For sync operations, pass a DB-API 2.0 compatible connection.

### Validation

Validation uses `pg8000.native` internally as it exposes the column
metadata (`table_oid`, `column_attrnum`) needed for nullability
inference via `pg_catalog`. DB-API 2.0 compatible drivers do
not expose this information.

## Query format

Queries can use either `$1` or `%s` parameter style, or t-string interpolation
on supported Python versions (3.14+).

## Nullability overrides

Nullability is inferred automatically from `pg_catalog` and `EXPLAIN` plan
analysis (including joins).
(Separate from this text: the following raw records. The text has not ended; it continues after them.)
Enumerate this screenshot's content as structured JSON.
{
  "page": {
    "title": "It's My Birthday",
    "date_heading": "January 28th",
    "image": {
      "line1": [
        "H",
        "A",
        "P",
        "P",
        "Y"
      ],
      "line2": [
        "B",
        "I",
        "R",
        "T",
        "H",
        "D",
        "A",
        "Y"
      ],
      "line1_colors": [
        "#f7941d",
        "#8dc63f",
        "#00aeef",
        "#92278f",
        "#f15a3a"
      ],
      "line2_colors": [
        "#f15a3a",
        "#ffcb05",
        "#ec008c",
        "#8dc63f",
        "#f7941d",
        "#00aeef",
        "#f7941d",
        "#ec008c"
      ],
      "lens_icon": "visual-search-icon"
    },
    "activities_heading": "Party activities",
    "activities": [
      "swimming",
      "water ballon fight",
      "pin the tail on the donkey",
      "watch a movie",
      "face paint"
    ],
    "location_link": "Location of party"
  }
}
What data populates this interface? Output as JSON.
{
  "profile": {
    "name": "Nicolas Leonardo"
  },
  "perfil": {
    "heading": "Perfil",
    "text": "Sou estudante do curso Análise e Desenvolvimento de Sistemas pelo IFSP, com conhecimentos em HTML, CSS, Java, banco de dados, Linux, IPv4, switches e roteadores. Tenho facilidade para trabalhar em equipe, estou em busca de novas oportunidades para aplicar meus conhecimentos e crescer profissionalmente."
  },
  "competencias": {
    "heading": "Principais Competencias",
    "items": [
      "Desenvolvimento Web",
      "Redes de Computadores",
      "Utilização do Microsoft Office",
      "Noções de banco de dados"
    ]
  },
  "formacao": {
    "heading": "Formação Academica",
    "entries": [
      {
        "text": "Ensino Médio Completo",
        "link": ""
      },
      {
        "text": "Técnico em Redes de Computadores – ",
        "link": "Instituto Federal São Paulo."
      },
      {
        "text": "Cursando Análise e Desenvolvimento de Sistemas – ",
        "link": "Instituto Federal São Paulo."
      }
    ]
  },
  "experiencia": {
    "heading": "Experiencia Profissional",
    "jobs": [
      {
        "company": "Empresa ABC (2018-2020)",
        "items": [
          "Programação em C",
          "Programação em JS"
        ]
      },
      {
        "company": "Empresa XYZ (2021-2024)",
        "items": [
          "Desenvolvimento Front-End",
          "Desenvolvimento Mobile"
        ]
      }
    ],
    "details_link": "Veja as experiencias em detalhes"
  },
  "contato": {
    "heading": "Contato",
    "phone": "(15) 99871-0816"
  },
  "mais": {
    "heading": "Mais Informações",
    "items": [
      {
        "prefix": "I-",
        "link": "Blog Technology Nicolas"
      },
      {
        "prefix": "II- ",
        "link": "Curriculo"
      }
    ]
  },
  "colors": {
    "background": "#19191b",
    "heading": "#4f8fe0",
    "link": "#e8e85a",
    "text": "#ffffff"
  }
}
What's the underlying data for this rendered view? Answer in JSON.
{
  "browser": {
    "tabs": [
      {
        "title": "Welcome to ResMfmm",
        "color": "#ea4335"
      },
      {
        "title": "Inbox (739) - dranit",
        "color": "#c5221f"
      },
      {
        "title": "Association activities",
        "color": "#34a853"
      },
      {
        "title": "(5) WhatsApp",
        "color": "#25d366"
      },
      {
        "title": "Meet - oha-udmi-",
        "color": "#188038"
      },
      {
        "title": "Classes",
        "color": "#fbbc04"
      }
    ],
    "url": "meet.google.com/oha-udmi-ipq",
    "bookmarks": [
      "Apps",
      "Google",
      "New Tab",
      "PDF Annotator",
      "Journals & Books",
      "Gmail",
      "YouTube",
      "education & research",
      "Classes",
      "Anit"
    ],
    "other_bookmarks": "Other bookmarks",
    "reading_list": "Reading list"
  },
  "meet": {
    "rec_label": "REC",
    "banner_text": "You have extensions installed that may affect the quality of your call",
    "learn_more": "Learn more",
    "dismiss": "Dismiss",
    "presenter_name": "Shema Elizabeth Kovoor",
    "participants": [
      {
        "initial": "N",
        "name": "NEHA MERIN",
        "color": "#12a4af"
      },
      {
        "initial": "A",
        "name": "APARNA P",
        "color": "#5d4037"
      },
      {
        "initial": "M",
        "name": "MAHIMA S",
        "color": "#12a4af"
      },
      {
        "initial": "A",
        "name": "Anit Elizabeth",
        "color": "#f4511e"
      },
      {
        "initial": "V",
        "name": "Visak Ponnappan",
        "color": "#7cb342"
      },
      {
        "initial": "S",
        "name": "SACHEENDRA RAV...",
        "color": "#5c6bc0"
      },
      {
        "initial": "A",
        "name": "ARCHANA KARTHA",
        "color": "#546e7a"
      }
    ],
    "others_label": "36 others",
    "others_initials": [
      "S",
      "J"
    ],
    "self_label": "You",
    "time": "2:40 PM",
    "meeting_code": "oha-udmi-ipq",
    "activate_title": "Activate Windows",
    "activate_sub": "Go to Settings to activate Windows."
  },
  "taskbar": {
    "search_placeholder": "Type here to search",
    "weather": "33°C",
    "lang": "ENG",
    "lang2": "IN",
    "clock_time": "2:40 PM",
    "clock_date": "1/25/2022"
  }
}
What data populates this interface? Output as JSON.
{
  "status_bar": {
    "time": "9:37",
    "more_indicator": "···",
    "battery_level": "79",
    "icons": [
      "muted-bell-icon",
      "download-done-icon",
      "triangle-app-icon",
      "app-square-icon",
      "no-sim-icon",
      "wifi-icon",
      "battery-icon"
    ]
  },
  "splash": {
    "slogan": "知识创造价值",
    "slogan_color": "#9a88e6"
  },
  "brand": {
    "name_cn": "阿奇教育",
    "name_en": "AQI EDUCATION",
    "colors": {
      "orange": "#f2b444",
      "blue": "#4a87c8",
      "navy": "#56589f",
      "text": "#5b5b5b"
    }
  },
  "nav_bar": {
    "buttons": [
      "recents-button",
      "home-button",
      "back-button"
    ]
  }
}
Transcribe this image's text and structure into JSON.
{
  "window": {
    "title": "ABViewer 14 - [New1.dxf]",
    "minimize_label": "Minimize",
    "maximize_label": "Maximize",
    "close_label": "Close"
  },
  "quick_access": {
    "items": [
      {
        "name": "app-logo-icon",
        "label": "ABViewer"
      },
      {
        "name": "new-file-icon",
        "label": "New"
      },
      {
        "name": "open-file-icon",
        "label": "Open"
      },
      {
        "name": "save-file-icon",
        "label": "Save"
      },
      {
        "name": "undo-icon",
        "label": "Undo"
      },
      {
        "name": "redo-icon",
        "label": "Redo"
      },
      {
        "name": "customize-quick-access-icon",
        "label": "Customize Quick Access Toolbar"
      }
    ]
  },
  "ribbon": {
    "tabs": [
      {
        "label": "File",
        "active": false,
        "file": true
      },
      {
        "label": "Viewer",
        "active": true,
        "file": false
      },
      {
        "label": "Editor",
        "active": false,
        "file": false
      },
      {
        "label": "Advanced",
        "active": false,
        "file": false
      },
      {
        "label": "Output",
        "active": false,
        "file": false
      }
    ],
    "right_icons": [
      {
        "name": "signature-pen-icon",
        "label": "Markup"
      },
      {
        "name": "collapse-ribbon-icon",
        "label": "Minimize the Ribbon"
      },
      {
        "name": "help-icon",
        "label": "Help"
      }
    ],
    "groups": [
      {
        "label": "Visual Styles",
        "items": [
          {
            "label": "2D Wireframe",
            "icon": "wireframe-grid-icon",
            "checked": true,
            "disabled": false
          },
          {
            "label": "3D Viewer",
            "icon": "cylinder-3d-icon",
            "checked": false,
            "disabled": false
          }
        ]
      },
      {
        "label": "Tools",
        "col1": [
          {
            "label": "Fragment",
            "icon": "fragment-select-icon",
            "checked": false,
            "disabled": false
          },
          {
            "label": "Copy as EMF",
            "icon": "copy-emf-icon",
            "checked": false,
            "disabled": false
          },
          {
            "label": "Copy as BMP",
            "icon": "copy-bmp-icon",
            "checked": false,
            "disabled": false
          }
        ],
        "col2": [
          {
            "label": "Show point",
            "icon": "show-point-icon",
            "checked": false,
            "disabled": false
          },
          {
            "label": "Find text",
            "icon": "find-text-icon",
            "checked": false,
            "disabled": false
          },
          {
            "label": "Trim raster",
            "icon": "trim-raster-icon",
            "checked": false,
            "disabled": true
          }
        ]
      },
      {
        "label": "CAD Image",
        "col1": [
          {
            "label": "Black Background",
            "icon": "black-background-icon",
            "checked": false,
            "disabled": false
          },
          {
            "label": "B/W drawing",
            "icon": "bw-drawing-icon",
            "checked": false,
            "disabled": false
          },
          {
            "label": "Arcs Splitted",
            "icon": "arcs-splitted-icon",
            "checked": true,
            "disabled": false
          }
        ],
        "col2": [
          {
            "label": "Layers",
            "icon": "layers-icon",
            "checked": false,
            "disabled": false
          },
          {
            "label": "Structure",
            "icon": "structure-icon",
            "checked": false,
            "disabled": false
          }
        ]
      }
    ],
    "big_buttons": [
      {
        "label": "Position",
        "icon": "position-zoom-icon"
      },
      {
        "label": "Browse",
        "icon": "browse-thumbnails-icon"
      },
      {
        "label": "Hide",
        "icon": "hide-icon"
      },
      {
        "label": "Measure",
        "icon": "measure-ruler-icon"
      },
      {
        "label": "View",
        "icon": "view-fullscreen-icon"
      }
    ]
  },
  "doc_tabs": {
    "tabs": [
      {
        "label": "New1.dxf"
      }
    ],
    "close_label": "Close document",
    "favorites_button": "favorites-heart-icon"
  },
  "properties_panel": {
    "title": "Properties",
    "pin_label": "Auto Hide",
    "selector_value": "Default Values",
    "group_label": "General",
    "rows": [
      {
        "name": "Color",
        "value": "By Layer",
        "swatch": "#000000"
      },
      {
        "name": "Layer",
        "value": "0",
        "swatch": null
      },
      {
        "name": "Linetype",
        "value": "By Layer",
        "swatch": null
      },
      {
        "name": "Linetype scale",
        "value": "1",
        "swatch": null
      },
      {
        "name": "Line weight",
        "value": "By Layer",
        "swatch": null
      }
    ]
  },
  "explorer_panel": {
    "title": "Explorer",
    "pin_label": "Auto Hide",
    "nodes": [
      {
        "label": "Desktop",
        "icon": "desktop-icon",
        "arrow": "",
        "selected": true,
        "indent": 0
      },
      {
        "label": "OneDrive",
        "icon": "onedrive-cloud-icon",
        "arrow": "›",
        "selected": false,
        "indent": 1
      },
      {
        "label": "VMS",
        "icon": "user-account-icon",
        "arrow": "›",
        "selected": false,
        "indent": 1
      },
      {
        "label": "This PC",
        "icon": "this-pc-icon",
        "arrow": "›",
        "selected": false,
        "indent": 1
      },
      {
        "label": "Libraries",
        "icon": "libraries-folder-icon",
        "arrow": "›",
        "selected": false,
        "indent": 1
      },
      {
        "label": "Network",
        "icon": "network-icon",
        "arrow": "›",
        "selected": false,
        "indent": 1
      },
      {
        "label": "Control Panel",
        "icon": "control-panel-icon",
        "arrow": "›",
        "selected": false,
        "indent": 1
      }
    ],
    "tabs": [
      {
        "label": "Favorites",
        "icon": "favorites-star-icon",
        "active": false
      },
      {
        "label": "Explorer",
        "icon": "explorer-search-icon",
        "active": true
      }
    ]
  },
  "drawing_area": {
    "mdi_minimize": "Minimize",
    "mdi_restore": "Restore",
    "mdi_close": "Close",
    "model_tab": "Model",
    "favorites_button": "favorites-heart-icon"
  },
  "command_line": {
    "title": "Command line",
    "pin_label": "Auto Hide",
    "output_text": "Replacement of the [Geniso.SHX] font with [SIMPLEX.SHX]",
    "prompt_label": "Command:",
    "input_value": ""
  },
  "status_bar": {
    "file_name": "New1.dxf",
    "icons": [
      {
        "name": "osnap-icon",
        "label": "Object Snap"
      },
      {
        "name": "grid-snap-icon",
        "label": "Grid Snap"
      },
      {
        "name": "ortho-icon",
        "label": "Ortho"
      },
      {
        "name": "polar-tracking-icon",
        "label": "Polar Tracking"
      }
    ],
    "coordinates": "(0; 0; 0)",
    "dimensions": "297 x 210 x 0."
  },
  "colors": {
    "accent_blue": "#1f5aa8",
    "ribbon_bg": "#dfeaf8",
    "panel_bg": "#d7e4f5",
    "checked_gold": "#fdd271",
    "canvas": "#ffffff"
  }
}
For cases the inference can't handle, override
with `!` or `?` column aliases:

```python
# count(*) is always non-null, but Postgres can't prove it — force not-null
Query('SELECT count(*) AS "count!" FROM users', result_type=int)

# force a NOT NULL column to be treated as nullable
Query(r'SELECT id AS "id?" FROM flashcards', result_type=int | None)
```

Same convention as [sqlx](https://github.com/launchbadge/sqlx).

## Supported Types

| PostgreSQL | Python mapping |
|---|---|
| `bool` | `bool` |
| `int2`, `int4`, `int8` | `int` |
| `float4`, `float8` | `float` |
| `numeric` | `Decimal` |
| `text`, `varchar`, `char`, `name` | `str` |
| `bytea` | `bytes` |
| `uuid` | `uuid.UUID` |
| `date` | `datetime.date` |
| `time` | `datetime.time` |
| `timestamp`, `timestamptz` | `datetime.datetime` |
| `interval` | `datetime.timedelta` |
| `json`, `jsonb` | `object` |
| `money` | `str` |
| `oid` | `int` |
| All above as arrays | `list[T]` |


## Known Limitations

### Unsupported PostgreSQL Types

The following built-in types are not yet supported and will raise
`UnsupportedTypeError` during validation:

- Network types: `inet`, `cidr`, `macaddr`
- Geometric types: `point`, `line`, `box`, `lseg`, `path`, `polygon`, `circle`
- Range types: `int4range`, `int8range`, `numrange`, `daterange`, `tsrange`, `tstzrange`
- Bit string types: `bit`, `varbit`
- Full-text search: `tsvector`, `tsquery`
- XML: `xml`

To work around these issues, do not decorate the query functions (if using
them), or do not pass them into the query validation.

### User-Defined Types

Custom enums, composite types, and domain types use dynamically-assigned OIDs
and require catalog lookup at validation time. Not yet implemented, but
supported by the validation architecture.

### Extension Types

Types from extensions (`hstore`, `ltree`, `citext`, etc.) are currently not supported.